Consider this the most depressing Twitter account ever created: A female student from Spelman College made an anonymous Twitter account, @rapedatspelman, so she could safely tell her story without fear of recrimination from other students. While the whole story of her gang rape and the college's lack of action is heartbreaking, one part that really stood out to me was her account of all the questions she was being asked — questions so personal and painful that she could only address them from the safety of a blank Twitter egg.
That hurts. But it's not surprising. I can say from sad, personal experience that one of the first reactions people have to hearing someone has been sexually assaulted is to ask why it happened to that particular victim. Where was she? Was she drunk? Did he drug her? Were they dating? Were they friends? What was she wearing? Did she lead him on? Was it just kinda rape or like rape-rape?
This reaction is magnified times 10 if it's the victim telling their own story and if they choose to pursue some type of legal action. Then they get barraged with a whole new humiliating set of questions. Why go to the cops? Does she have evidence? Did she try talking to him first? You know there's two sides to every story, what does he say? Is she just crying rape for attention?
All those questions take a serious toll on the victim. Not only does he or she now have to explain the entire story to a court of law (if they choose to report it), but they also have to stand before the court of public opinion. I'm sure part of the constant questioning is natural human curiosity, but I think that a lot of the comments (especially those from other women) stem from wanting to figure out exactly how it happened, so they can prevent it from happening to them, too. They wear their cynicism like an armor of protection. If I can just figure out why it happened, then I can make sure to never do those things, and I'll be safe.
I'm sorry, but life doesn't work that way.
I remember when I was one of several victims testifying against my attacker in a very public case. It was covered by the papers, and even though they didn't use my name, everyone in my small college town knew who I was anyhow. I was deluged with emails from people wanting to know more, offering sympathy and support. But, unfortunately, I also got a lot of hate mail from people who thought I was blowing a small issue up into a serious criminal offense and telling me I was ruining his promising future. (Truth: He was the one who chose to break the law, and he ruined his own life.)
I still remember one note, in particular. It was from a girl I barely knew, but nevertheless she felt like she needed to tell me that I was "being unchristian" by not forgiving my attacker. She told me that she had talked to him, and that he was so, so sorry, and she knew he'd truly repented and would never do such a thing again. She added that if I pursued this case against him, I'd be damning myself to hell.
A million things raced through my mind as my eyes blurred with tears and my hands shook. I thought of the many other identified victims in the case. I thought of their stories, so similar to mine, spanning many years. I thought of the police and how they had boxes full of evidence against him. I thought of how he'd never apologized to me. I thought of the night he'd whispered that he'd kill me. And I realized I couldn't be mad at her — she was, in her own way, another victim of his manipulations. The truth was, she reminded me of me.

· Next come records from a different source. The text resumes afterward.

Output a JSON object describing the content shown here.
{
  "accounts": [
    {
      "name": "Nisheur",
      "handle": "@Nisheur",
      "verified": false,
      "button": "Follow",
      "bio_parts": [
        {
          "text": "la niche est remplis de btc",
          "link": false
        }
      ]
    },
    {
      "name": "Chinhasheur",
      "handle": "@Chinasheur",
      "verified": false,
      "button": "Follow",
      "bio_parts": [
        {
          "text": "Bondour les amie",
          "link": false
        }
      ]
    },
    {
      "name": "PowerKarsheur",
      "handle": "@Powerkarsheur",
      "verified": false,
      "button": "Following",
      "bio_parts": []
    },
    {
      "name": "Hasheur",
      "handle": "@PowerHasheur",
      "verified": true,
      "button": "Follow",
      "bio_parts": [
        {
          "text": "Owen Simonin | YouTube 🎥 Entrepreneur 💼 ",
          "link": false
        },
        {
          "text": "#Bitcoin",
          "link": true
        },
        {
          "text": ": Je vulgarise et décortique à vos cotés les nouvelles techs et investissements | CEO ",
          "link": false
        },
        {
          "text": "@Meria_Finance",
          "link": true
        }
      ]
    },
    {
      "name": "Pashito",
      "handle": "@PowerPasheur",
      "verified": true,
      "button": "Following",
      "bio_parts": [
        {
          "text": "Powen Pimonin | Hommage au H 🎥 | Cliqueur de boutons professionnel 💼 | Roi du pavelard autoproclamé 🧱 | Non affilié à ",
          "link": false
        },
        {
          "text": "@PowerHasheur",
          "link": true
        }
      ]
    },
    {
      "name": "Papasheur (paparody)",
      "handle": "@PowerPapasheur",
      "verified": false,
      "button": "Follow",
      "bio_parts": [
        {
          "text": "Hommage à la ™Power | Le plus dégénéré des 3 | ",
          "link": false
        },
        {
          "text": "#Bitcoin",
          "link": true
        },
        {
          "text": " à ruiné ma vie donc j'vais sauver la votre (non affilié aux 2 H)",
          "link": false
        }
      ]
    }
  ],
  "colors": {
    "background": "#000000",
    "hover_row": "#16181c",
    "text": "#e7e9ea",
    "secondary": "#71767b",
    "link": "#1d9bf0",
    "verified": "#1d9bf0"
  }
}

"Believe him at your own peril," I finally replied. "You're next." And that was it.
She never wrote me back. I don't blame her.
When people find out I was assaulted and chose to take my attacker to court, they often praise me for my strength and bravery. But the truth is, I was neither of those things. I've never been weaker or more scared. Instead, I tell them that the court case was the worst thing that ever happened to me, worse even than the assault that predicated it — because while the assault was horrible, it only lasted one night; the court case dragged on for nearly a year. And during that time I was constantly reminded over and over again how broken I was and how I'd gotten that way.
I was questioned exhaustively, not just by lawyers and cops but by strangers, friends and friends of friends. And never did I get the chance to just tell my story, all of it, the way I experienced it. All of which is to say I completely understand @rapedatSpelman's response; if an anonymous Twitter account had been an option for me then, I would have taken it too. There's nothing more painful than being publicly attacked after you've been sexually attacked. I hope @rapedatSpelman gets the justice and closure she's looking for. I wish her better luck than I had.